I try this code depending on Mr. paxdiablo answer :
#include<iostream>
using namespace std;
int main()
{
double x=0.0;
cout<<" enter an integer N:";
cin>> x;
double f1(double x)
{
if x==0.0
return 3;
return 3 / 4 * f1 (x-1) + 4;
}
return 0;
}
But the program never runs!
================================================
The Correct Solution is :
#include<iostream>
#include<iomanip> //To enable "setprecision" tool
using namespace std;
double f(int x){
if (x==0)
{return 3;}
return (3.0/4.0) * f(x-1) + 4.0; //we add zeros to get "double" results
}
int main()
{
int n=0;
cout<<" Please, enter an integer :";
cin>> n;
cout<<fixed<<setprecision(2)<<f(n); //"setprecision" used to get only two digits after the point
return 0;
}
BIG thanks to everyone gave me a hand and special thank to Mr. paxdiablo.
This sounds like a job for ... Recursion Man!
Simply define a recursive function that returns 3 when n is zero or calls itself with a reduced problem.

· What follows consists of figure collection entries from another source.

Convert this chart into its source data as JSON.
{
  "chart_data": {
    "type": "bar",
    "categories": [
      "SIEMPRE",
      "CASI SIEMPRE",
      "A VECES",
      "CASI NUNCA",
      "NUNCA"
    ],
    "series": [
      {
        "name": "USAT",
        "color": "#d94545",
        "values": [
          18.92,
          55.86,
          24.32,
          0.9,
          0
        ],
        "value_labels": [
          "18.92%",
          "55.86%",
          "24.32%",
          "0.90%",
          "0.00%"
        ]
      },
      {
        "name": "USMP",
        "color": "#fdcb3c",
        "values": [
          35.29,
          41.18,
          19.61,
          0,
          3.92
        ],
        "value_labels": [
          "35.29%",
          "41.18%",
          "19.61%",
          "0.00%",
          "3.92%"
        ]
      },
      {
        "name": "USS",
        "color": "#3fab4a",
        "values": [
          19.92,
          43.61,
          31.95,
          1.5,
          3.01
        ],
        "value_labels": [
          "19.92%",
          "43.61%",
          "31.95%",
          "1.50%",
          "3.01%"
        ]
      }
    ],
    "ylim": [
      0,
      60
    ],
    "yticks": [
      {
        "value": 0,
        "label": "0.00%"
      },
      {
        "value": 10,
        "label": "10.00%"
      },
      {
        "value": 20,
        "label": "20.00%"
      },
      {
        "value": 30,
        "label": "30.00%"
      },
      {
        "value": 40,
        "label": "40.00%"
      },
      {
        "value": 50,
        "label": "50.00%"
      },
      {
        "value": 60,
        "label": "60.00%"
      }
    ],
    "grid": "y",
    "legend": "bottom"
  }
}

Pseudo-code would be something like
def f(x):
if x == 0:
return 3
return 3 / 4 * f(n-1) + 4
You can use std::cin >> dv to get a value from the user and that function (recoded in C++) to do the grunt work. Then std::cout << result to output the result. Just remember to use doubles rather than ints, including constants like 3.0.
You have to define the recursive function f, then read the input from the user, then apply the function to the input you've read (probably as an integer?), and print the output.